Smalltalk

Hairy Computing Streams

March 22, 2006 21:27:19.083

The previous post talked about computing streams, and how you could make nicely composable streams parameterized by blocks. One big reason we wanted to do this is to use it for things like character encodings. For example, do Base64Encoding, or URL encoding putting invalid URL characters into UTF8-encoded %HH strings.

That's more complicated, because we need the output to have more or fewer characters than the input. So we added a more general method transforming:, which takes a two-argument block, with an output stream and the argument.

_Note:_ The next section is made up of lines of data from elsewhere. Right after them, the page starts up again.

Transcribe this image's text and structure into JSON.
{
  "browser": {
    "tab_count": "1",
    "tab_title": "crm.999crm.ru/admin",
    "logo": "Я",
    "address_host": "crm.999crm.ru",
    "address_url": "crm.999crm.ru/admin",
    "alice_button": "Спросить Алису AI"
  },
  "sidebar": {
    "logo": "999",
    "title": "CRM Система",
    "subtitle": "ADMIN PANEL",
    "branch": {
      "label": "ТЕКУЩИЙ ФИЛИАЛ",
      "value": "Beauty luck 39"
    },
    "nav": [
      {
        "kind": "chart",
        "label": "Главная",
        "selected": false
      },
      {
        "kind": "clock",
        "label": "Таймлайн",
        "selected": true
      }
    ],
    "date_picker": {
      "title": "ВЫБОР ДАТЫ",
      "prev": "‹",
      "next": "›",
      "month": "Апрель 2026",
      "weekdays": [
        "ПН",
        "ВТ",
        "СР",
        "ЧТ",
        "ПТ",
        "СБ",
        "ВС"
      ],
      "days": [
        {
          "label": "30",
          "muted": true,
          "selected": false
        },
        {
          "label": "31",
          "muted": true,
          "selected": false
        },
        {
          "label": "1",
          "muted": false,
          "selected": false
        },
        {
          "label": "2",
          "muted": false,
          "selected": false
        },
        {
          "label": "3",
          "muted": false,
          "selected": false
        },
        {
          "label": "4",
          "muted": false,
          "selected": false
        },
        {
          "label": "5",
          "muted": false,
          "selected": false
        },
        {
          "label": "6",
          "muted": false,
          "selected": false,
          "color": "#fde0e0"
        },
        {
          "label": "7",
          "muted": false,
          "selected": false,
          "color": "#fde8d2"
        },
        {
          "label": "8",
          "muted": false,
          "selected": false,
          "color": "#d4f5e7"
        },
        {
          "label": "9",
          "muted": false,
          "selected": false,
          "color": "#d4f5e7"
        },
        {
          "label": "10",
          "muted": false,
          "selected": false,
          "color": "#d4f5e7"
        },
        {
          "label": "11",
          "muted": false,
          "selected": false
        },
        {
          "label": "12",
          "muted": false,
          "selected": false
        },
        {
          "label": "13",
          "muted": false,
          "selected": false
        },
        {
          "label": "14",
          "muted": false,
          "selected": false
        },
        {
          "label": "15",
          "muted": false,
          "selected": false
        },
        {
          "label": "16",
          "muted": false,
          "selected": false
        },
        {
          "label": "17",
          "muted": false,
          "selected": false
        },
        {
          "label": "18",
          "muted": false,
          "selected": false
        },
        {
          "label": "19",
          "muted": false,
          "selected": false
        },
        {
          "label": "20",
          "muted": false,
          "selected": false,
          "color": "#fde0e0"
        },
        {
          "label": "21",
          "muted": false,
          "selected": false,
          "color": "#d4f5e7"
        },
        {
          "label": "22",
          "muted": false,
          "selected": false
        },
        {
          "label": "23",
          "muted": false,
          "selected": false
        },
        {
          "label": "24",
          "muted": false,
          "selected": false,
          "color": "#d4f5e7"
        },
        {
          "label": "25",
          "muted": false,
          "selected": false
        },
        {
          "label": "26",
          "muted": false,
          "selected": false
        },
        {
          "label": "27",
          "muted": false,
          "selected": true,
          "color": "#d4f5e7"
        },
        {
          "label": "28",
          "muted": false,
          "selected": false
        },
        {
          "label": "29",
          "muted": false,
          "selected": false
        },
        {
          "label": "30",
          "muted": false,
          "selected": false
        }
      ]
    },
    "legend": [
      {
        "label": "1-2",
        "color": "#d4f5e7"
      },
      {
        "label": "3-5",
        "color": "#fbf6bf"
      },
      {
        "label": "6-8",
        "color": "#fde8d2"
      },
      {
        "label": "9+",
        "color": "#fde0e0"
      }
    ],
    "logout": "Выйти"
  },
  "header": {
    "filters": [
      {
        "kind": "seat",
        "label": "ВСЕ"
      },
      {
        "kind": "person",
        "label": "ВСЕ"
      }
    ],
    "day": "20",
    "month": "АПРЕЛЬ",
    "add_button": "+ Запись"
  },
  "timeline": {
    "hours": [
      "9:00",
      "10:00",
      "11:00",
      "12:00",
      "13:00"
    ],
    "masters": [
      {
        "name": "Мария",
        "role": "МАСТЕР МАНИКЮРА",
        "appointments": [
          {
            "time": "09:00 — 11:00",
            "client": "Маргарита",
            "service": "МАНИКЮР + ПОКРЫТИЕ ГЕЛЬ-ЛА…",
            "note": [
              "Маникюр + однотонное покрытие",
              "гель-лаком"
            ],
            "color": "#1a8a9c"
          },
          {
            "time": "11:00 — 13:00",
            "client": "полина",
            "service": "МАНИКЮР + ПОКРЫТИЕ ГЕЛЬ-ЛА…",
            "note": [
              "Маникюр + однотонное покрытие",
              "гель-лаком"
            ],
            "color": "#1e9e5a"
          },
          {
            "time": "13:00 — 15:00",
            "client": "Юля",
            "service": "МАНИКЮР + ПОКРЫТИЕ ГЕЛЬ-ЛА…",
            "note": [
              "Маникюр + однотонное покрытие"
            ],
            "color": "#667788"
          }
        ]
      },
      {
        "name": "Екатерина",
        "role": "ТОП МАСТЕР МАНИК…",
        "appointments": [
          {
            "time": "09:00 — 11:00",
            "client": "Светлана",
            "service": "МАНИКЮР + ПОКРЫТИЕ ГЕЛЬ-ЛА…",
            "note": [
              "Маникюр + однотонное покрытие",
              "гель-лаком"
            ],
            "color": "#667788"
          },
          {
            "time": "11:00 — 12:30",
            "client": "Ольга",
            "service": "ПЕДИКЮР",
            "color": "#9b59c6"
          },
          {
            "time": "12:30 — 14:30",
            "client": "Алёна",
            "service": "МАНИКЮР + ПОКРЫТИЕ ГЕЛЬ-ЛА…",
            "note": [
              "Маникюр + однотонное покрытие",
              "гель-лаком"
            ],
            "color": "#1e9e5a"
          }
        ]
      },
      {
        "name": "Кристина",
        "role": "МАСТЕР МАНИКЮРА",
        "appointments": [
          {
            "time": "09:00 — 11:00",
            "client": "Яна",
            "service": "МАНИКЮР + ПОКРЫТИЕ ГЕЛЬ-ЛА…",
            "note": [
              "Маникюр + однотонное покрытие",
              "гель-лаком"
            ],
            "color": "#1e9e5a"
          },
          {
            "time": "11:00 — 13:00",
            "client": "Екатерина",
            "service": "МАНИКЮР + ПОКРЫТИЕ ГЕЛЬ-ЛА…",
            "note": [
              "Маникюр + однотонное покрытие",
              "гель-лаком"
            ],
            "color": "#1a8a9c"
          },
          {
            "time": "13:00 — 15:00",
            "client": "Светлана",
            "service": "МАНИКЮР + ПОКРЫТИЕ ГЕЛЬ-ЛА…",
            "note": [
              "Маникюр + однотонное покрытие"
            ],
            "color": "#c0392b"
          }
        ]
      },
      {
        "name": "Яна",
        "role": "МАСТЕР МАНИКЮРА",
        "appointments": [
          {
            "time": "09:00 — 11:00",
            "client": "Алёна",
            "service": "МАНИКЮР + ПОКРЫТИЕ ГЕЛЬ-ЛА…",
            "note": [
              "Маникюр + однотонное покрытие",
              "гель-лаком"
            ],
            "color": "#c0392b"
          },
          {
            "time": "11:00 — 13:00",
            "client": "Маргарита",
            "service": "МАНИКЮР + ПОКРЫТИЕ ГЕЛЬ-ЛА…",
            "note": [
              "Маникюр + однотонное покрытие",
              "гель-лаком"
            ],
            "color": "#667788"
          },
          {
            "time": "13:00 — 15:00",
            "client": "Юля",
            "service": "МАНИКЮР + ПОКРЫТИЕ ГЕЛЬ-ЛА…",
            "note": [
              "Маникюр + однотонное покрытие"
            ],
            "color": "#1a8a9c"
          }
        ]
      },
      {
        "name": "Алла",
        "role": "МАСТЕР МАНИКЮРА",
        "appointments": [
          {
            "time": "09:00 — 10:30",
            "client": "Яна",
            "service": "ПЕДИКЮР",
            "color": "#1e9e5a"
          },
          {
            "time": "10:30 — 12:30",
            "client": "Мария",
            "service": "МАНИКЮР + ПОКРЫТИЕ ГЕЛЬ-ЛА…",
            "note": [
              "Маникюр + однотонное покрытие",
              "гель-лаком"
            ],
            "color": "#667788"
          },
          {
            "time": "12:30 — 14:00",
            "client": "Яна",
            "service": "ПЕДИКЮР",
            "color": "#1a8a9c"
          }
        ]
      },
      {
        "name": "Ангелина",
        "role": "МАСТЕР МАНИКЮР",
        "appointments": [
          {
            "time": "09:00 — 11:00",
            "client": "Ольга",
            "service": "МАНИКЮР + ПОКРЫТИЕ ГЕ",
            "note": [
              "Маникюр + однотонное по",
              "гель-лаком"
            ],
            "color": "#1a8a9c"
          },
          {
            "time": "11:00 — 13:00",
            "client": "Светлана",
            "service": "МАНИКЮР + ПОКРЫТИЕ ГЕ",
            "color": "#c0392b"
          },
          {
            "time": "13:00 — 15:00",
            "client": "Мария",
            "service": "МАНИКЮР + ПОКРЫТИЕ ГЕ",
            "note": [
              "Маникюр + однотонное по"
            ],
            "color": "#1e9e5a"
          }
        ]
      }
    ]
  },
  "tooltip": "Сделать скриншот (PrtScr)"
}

Suppose we wanted to turn a stream of hex digits into a stream of bytes. So '0A142B' becomes #(16r0A 16r14 16r2B). To do this, we can't just stream over the input. We need to know if we're at the start of a two-digit sequence, in which case we return nothing, but remember where we are, or if we're at the end, we need to build the byte and return it. This is relatively complex to do with normal streams, but can be expressed as

| previousByte| 
previousByte := nil. 
inputStream transforming: [:output :each | 
    | result|
    previousByte isNil 
        ifTrue: [previousByte := each] 
        ifFalse: [ 
            result:= (('0123456789ABCDEF' indexOf: previousByte) - 1) bitShift: 4.
            result:= result bitOr: ('1023456789ABCDEF' indexOf: each) - 1. 
            output nextPut: result. 
            previousByte := nil] ]. 
 

That's not trivial, but it's a lot simpler than some other ways of doing it.

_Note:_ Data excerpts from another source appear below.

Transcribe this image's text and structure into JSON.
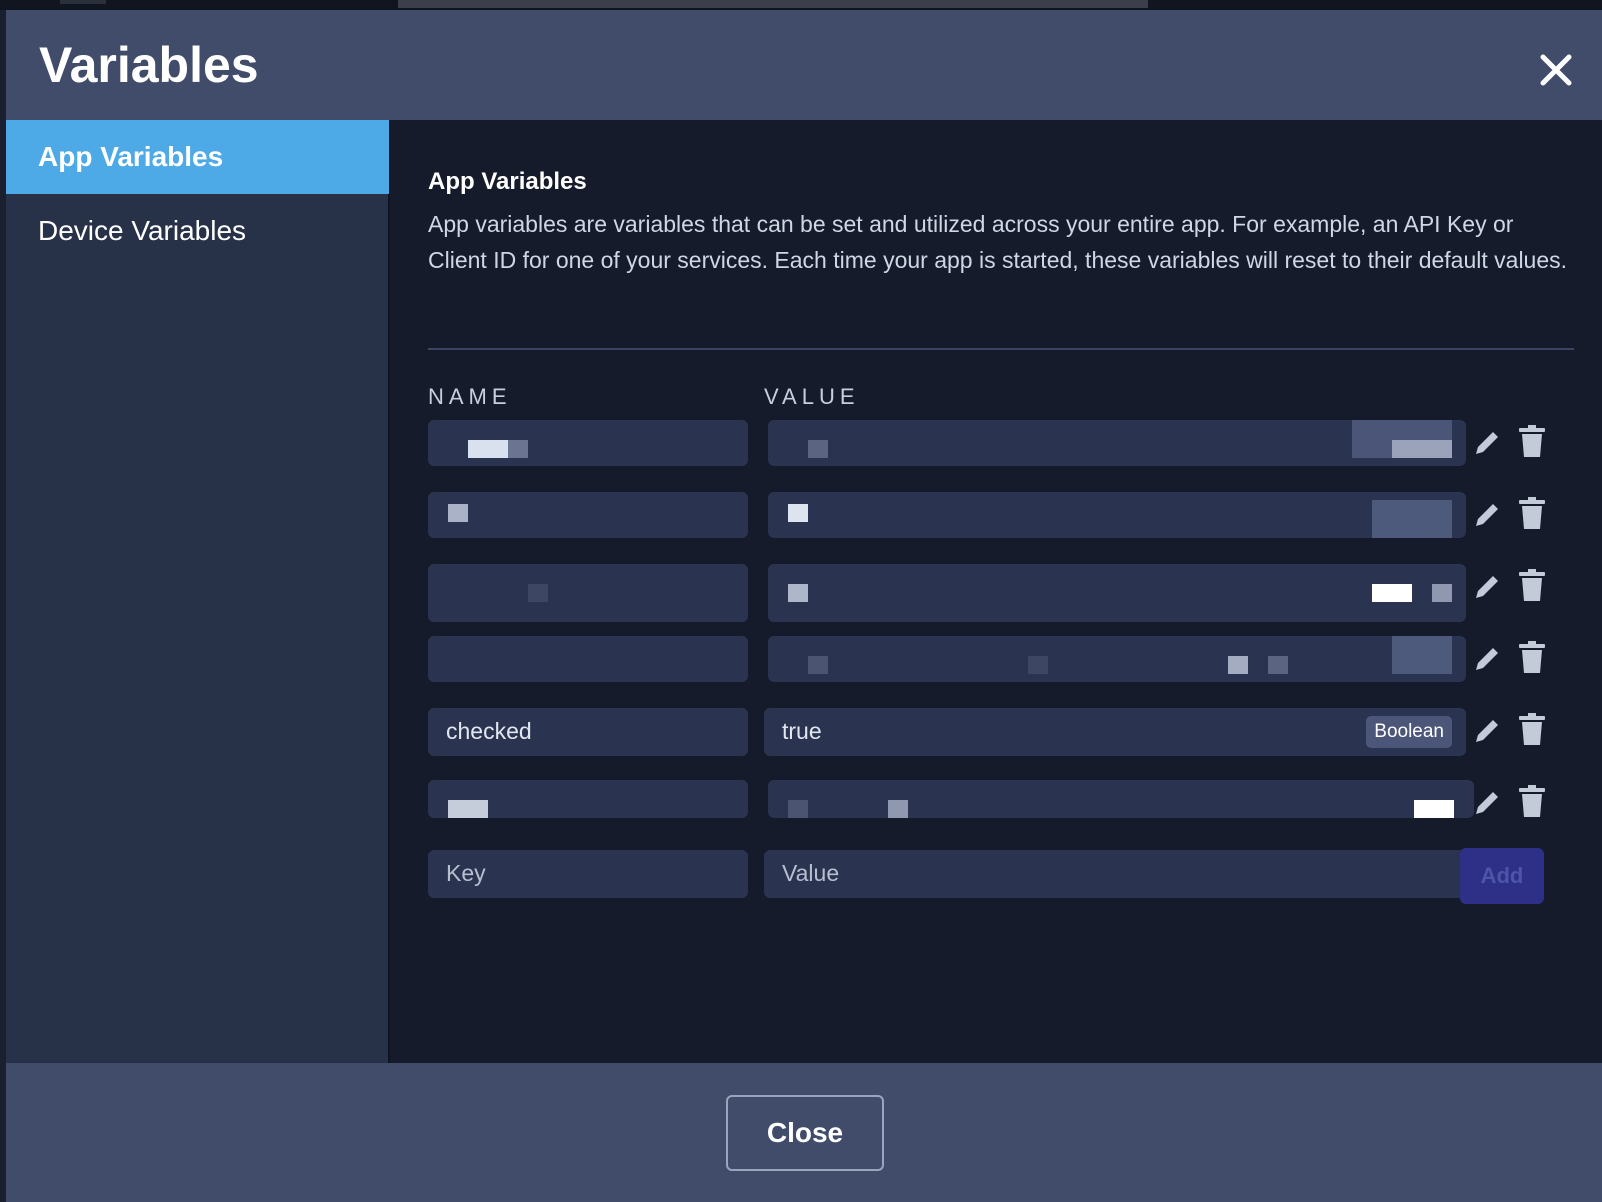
{
  "dialog": {
    "title": "Variables",
    "close_icon": "close-icon"
  },
  "sidebar": {
    "items": [
      {
        "label": "App Variables",
        "active": true
      },
      {
        "label": "Device Variables",
        "active": false
      }
    ]
  },
  "section": {
    "title": "App Variables",
    "description": "App variables are variables that can be set and utilized across your entire app. For example, an API Key or Client ID for one of your services. Each time your app is started, these variables will reset to their default values."
  },
  "table": {
    "headers": {
      "name": "NAME",
      "value": "VALUE"
    },
    "rows": [
      {
        "name": "",
        "value": "",
        "redacted": true
      },
      {
        "name": "",
        "value": "",
        "redacted": true
      },
      {
        "name": "",
        "value": "",
        "redacted": true
      },
      {
        "name": "",
        "value": "",
        "redacted": true
      },
      {
        "name": "checked",
        "value": "true",
        "type": "Boolean",
        "redacted": false
      },
      {
        "name": "",
        "value": "",
        "redacted": true
      }
    ],
    "row_actions": {
      "edit_icon": "pencil-icon",
      "delete_icon": "trash-icon"
    }
  },
  "new_variable": {
    "key_placeholder": "Key",
    "value_placeholder": "Value",
    "add_label": "Add"
  },
  "footer": {
    "close_label": "Close"
  },
  "colors": {
    "header_bg": "#414c6b",
    "sidebar_bg": "#273148",
    "active_item": "#4eaae6",
    "content_bg": "#151b2a",
    "cell_bg": "#2a3450",
    "add_button": "#2e2f86"
  }
}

Another example comes from Blaine Buxton. He had an example for collecting words from an input string and playing around with blocks to do it. This got me thinking. In that case we need not only to do something when we see a character, but something at the end. But it seems like a common pattern, grouping things from a collection together. So I defined a method accumulating:into: which takes an initial value and a block. The block can either return nil, indicating that we're done with this entry, or return any other value, indicating that that's the new thing being accumulated. It's kind of a twist on inject:into:. With that, the code for creating words becomes just

 ('one two three four' readStream 
    accumulating: String new 
    into: [:sum :each | each isAlphaNumeric 
        ifTrue: [sum , (String with: each)] 
        ifFalse: [nil]]) upToEnd. 
 

I'm not sure that as a general method this is worth having around all the time, but it was an interesting experiment, and since this is just written in terms of transforming:, you can always implement it directly. Blaine's example actually created word objects out of the result. That's a little bit messier, but the easiest thing to do is just wrap it in a collecting: operation that gets the Word objects.

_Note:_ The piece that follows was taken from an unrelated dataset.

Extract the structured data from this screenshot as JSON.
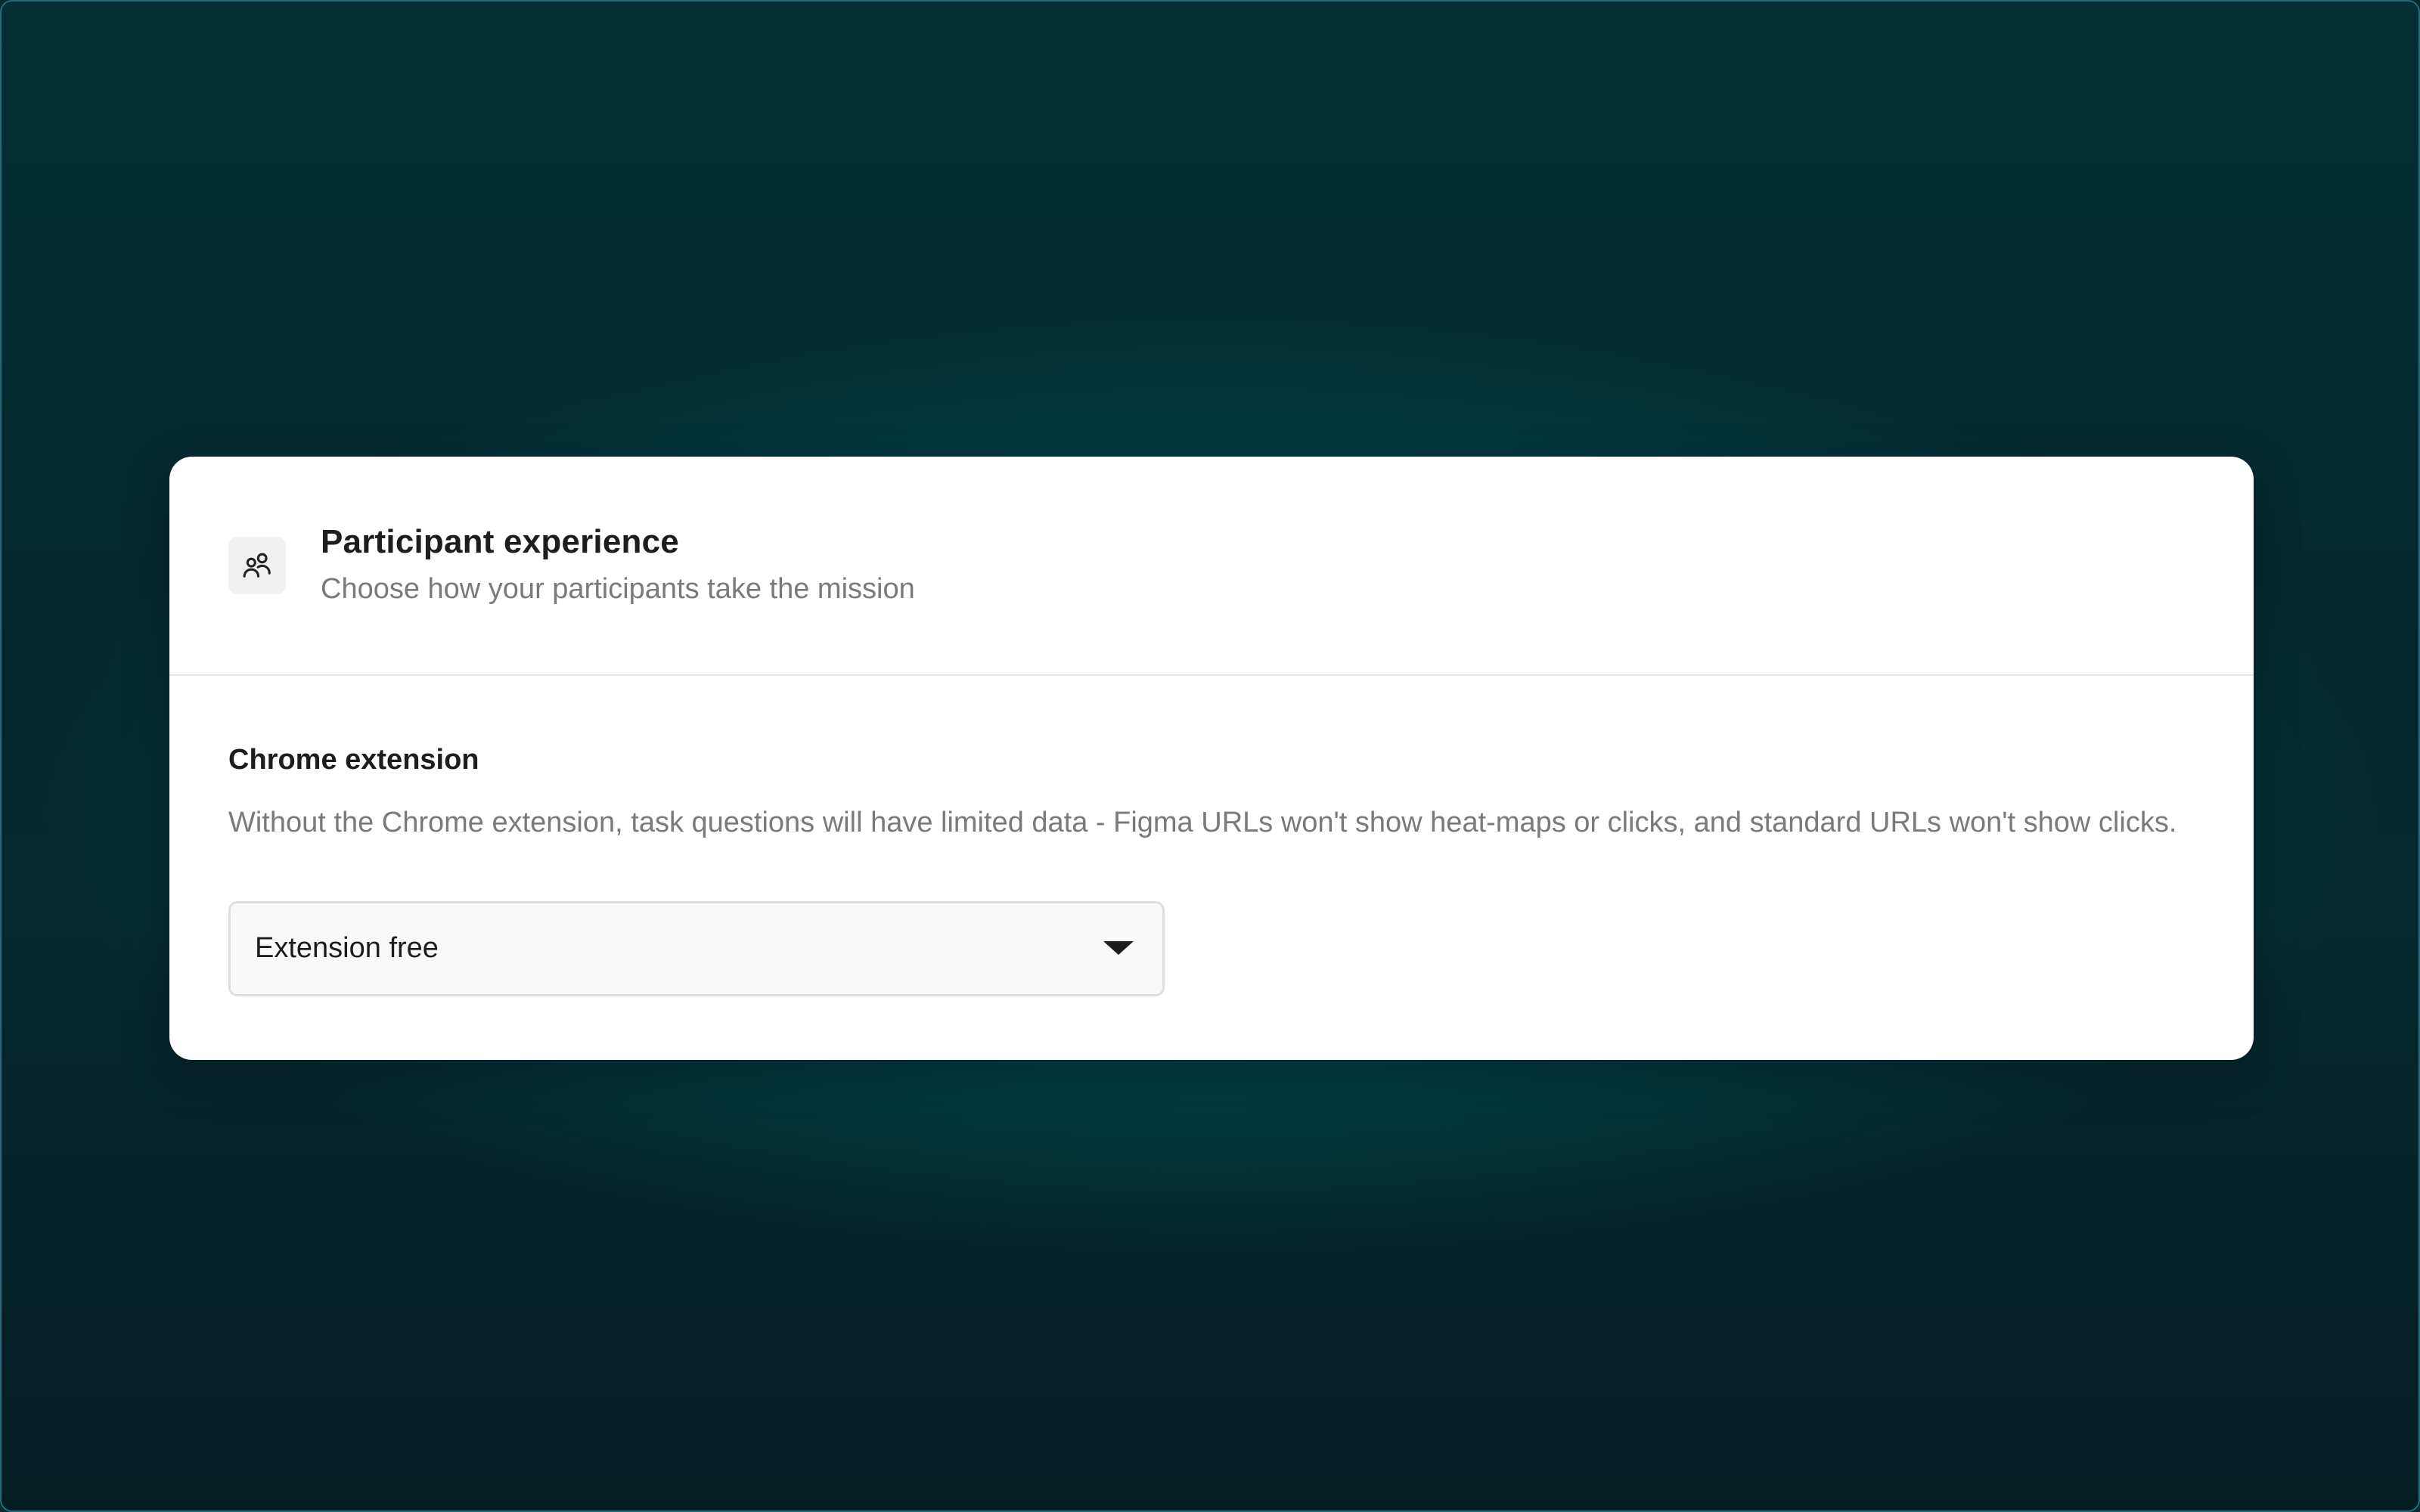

One other wrinkle in this is to do with contentsSpecies. If we want to convert a string to a bytearray, using either collect: or a stream, we run into a problem that the system tries to automatically figure out the result collection type for us. So in this case, if we did an operation like upToEnd, we'd get an array, which might not be what we want. For character encodings, it's almost certainly not what we want. For other types of conversions, we might get an error, e.g. if streaming over a bytearray and creating characters. But now we have these conversion operations visible as objects - the streams that provide the answers. So it's very easy to implement a contentsSpecies: method that lets us tell it what kind of collection we want, and to get back a byte array as a result.

This is really just the way general streams of values work, if you go back to something like LISP/Scheme and Structure and Interpretation of Computer Programming. Smalltalk streams, though, had too much of a history of being tied to character processing, and didn't provide these kinds of transformations. There seem to be a lot of other applications too. One of the first things I did was look at URL-encoding, which is incredibly messy right now, and has nested streams, but with code at one layer that has to poke into the internals of layers inside it. It turned the main definition into about eight lines of code. It's a little bit slower, but not that much, and it's way more maintainable.

This is still very much an experiment. Right now, these only work for readStreams, for one thing. We still have to figure out the corresponding metaphors for writing. But so far I'm very happy with it.